What do you want to do here?
Gaming is a broad industry with a lot of different paths, but I generally break it up into three main pillars: publishing, development and platforms/technology.
From making games to developing hardware (Nvidia/AMD come to mind) to leading marketing campaigns there is a home for all sorts of folks in the industry. I often start with the question: what do you enjoy doing before we try to slot you into something. If you want to write code, that’s a different beast from wanting to run ops on a platform.
I tend to avoid giving specific majors/fields of study and instead focus on asking people what part of the games supply chain they most enjoy the idea of working on. And from there, I tend to give feedback on what I know of that work and how the day-to-day is.
Put another way, someone who wants to do what I do would be far better off with an eclectic mix of social science, law (contracts, lots of them), and business economics than trying to drill into knowing the differences between C++ and C#. My limited coding knowledge can help detect sandbagging from devs, but it isn’t going to do much when the issue is unsticking a stubborn exec who’s worried about impacts to their timelines.
Game Design Majors
That all being said, I tend to look a bit sideways at game design majors because I frankly don’t think that anyone really knows that makes a game “stick” in the market. Put another way: guys like Shigeru Miyamoto and Hideo Kojima have historically broken lots of “rules.” The auteur game design folks demonstrate to me that games are a moving target and what people need to make good games can be at times ineffable. You can observe stuff like Gears of War and say that Cliff B figured it out, but by the time he did so, the mechanics were already stale and basic.
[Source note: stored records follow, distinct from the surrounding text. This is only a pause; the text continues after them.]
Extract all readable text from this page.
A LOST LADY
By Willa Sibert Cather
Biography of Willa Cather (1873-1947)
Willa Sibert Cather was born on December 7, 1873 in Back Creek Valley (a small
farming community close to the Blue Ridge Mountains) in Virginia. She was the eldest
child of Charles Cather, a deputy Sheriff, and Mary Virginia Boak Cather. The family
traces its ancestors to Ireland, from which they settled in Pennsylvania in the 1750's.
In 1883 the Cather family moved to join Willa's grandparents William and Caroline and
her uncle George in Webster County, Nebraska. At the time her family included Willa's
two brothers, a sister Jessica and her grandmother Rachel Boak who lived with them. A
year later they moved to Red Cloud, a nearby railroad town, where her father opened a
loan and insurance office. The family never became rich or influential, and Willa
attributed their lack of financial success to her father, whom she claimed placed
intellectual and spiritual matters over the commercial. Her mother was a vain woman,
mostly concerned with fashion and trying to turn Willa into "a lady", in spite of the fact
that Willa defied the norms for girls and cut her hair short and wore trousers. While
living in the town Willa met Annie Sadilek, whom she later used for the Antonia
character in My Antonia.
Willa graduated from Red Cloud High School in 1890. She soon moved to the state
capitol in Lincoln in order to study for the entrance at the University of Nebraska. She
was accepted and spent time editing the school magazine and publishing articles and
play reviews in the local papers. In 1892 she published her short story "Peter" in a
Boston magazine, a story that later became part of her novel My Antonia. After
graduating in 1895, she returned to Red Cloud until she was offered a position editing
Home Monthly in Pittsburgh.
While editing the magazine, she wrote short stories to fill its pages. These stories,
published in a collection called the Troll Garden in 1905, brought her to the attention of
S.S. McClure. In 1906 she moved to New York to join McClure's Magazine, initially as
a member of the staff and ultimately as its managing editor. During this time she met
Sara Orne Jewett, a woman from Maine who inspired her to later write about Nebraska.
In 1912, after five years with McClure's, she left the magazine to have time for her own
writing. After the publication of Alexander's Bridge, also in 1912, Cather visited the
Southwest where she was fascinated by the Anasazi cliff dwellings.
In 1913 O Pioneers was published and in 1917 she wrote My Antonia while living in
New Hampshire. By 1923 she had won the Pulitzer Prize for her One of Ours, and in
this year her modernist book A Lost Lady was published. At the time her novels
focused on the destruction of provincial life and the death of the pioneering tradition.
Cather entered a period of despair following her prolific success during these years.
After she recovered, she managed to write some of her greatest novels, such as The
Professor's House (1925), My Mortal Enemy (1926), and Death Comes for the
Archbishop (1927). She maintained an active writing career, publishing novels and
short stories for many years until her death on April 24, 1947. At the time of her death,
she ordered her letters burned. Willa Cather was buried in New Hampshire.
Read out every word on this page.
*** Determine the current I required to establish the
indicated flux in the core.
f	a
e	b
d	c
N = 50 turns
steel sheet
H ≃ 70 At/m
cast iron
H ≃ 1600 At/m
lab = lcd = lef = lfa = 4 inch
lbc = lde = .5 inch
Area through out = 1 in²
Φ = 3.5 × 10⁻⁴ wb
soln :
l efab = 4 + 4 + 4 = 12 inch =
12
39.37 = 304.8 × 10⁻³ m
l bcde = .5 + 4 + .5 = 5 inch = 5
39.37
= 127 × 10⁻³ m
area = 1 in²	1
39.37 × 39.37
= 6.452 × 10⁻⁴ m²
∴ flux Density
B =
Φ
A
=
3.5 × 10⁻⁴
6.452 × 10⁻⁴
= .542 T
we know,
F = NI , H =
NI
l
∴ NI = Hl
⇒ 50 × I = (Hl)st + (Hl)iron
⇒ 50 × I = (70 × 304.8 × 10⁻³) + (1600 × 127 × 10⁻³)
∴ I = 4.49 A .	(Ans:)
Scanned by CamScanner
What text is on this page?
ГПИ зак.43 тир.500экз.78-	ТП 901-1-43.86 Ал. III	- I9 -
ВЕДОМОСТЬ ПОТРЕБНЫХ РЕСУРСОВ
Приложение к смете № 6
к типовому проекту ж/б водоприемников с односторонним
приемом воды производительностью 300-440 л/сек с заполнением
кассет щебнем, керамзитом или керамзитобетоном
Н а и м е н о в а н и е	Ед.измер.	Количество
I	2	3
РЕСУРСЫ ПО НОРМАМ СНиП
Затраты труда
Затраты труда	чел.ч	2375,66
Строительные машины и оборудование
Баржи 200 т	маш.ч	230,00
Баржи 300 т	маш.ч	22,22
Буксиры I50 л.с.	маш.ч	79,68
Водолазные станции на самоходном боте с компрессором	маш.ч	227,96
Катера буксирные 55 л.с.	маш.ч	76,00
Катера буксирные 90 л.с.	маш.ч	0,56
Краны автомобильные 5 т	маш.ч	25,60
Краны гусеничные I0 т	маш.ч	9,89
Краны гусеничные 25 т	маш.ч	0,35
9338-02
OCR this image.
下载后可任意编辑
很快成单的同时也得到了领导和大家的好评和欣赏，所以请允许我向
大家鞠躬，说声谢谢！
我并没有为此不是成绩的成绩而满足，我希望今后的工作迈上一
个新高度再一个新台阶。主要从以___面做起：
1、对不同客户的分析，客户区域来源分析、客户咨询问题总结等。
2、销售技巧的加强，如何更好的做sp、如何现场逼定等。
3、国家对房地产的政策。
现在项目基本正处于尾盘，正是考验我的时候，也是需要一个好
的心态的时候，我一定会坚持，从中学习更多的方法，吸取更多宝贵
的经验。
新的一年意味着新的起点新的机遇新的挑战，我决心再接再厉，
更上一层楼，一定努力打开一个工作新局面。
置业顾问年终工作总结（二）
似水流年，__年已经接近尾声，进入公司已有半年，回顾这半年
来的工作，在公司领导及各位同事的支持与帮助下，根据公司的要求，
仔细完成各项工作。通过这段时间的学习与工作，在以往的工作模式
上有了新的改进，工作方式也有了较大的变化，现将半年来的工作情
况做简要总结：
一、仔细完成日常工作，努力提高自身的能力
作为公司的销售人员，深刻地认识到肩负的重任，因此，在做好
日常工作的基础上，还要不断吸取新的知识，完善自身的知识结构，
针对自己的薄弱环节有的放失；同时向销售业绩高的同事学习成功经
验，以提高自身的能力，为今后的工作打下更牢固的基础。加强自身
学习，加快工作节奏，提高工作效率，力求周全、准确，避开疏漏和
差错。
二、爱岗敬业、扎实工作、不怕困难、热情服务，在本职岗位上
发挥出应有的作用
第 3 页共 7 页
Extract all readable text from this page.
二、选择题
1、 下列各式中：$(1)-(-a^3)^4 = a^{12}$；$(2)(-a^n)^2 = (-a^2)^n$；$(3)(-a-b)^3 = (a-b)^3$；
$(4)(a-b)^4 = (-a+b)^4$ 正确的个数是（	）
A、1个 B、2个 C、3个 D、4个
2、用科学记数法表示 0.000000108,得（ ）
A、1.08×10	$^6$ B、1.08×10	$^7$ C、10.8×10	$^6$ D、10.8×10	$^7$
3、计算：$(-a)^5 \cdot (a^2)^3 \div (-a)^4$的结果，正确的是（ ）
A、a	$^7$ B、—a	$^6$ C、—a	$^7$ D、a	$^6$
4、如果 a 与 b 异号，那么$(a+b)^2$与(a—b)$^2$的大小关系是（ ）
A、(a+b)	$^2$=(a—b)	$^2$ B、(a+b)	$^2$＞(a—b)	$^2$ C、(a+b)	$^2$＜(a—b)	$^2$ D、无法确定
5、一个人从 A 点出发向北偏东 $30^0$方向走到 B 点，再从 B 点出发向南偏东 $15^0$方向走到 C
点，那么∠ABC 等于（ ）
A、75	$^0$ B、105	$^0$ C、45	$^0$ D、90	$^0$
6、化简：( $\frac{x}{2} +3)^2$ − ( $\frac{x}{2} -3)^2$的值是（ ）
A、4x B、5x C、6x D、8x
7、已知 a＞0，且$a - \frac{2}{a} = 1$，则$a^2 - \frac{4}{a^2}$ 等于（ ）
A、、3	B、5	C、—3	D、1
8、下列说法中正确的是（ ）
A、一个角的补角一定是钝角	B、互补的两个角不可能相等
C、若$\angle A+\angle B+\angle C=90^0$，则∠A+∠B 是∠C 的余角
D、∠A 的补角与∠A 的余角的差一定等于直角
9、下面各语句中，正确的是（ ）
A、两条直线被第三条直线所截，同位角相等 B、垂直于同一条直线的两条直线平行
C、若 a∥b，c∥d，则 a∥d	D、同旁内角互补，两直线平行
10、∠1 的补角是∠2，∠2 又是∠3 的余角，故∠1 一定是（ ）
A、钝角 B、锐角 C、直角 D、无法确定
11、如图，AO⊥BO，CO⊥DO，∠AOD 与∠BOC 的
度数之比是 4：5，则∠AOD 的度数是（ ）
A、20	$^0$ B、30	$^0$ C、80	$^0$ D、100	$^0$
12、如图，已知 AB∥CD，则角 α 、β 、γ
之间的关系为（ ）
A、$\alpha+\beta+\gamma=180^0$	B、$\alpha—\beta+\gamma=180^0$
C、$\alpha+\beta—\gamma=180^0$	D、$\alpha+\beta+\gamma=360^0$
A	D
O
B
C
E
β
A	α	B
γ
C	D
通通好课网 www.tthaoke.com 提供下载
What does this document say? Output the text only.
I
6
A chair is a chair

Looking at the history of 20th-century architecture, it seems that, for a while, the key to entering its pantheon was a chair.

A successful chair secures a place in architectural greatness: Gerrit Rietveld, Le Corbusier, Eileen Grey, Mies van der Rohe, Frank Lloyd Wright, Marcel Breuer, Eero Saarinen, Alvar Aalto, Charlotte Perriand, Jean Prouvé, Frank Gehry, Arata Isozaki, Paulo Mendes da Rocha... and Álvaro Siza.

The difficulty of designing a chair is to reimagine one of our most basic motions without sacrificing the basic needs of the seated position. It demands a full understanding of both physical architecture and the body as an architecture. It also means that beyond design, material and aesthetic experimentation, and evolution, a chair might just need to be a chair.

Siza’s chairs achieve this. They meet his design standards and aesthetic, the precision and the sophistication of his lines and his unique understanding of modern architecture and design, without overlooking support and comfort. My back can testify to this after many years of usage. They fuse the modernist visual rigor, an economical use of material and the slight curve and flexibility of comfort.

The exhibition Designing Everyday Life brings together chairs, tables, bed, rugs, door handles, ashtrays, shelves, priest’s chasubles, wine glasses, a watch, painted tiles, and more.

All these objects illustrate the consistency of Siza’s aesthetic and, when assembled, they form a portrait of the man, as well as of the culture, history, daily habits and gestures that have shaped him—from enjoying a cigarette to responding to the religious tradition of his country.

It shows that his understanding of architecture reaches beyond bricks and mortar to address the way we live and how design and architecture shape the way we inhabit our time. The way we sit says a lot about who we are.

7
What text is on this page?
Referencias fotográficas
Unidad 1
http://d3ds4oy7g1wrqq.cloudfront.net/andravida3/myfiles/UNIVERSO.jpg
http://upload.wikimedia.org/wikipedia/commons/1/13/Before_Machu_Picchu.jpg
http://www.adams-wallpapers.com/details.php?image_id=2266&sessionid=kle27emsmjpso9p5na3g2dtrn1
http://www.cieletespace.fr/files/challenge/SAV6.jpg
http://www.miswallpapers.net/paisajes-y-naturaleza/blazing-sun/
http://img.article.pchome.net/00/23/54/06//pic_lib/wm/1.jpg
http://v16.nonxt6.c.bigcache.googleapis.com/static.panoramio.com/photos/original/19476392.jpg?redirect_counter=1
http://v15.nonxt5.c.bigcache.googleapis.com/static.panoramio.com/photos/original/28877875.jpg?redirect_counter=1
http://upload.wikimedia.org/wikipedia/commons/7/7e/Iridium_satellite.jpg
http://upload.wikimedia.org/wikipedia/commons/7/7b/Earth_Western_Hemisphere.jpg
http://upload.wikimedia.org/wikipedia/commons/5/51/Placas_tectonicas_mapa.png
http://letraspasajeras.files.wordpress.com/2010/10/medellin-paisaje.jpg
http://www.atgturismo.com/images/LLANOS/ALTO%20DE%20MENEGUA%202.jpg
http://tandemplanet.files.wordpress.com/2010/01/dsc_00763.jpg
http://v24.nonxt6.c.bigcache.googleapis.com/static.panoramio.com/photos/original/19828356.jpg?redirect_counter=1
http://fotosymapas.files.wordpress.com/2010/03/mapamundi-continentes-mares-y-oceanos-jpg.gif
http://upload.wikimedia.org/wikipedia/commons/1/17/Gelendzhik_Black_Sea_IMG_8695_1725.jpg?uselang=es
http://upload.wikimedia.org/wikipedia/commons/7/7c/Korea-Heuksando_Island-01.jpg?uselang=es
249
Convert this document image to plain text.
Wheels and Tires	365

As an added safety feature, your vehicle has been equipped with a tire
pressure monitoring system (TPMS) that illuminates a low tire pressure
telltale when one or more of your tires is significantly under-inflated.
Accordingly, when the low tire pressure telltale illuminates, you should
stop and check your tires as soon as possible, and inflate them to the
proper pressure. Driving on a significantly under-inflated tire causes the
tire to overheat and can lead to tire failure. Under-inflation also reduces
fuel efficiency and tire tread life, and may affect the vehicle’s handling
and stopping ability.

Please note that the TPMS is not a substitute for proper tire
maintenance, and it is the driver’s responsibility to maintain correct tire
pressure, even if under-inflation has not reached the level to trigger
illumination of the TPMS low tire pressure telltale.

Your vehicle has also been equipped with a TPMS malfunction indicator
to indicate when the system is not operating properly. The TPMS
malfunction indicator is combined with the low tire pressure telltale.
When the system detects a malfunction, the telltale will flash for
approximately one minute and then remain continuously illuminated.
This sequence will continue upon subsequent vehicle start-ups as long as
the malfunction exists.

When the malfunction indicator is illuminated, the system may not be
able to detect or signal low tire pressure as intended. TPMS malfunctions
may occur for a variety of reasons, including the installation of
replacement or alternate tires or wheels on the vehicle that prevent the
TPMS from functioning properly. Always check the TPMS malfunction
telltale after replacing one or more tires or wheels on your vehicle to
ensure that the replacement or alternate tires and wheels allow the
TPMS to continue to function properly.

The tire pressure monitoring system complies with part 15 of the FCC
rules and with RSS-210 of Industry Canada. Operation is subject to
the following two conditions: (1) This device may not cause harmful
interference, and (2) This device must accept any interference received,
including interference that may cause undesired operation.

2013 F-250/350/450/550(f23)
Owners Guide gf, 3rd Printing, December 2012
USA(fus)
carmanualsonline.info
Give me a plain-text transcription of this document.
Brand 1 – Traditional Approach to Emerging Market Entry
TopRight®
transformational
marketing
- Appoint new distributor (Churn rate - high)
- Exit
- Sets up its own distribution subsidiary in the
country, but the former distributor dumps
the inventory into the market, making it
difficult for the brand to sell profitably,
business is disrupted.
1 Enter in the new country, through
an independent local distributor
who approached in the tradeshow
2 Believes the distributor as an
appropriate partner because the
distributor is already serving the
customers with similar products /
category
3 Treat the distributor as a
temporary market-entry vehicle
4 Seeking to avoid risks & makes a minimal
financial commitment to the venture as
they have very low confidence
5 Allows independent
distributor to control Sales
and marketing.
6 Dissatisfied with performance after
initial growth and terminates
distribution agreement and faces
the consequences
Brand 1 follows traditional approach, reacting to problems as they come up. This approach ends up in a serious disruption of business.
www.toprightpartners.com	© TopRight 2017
My advice, generally speaking, is to be a ravenous consumer of art and media while honing repeatable skills. If you want to work in design, then become a talented coder. Seems simple enough, but the world is littered with folks who say they can do “x” and really cannot. To borrow from perhaps outdated parlance: GIT GUD (get good.) But there’s more to that than just knowing how C works. Learn how to THINK. Look at how games like Zelda: Tears of the Kingdom managed to make a complex physics engine work on hardware from 2015. Learn how Rockstar makes open world games feel vibrant and alive with fun and engaging physics and social interaction. Learn how writers… write.
READ. Watch good movies. Play a variety of games (get out of your comfort zone!)
You ever watch interviews with successful musical artists and even the guys playing punk rock talk about how they listen to jazz and like… Bach? Be that. Do that.
Once you figure out what you want to do, then develop a range of skills that make doing it possible. Don’t worry so much about a specific major as much as you worry about developing a range of skills that make you able to do a variety of things.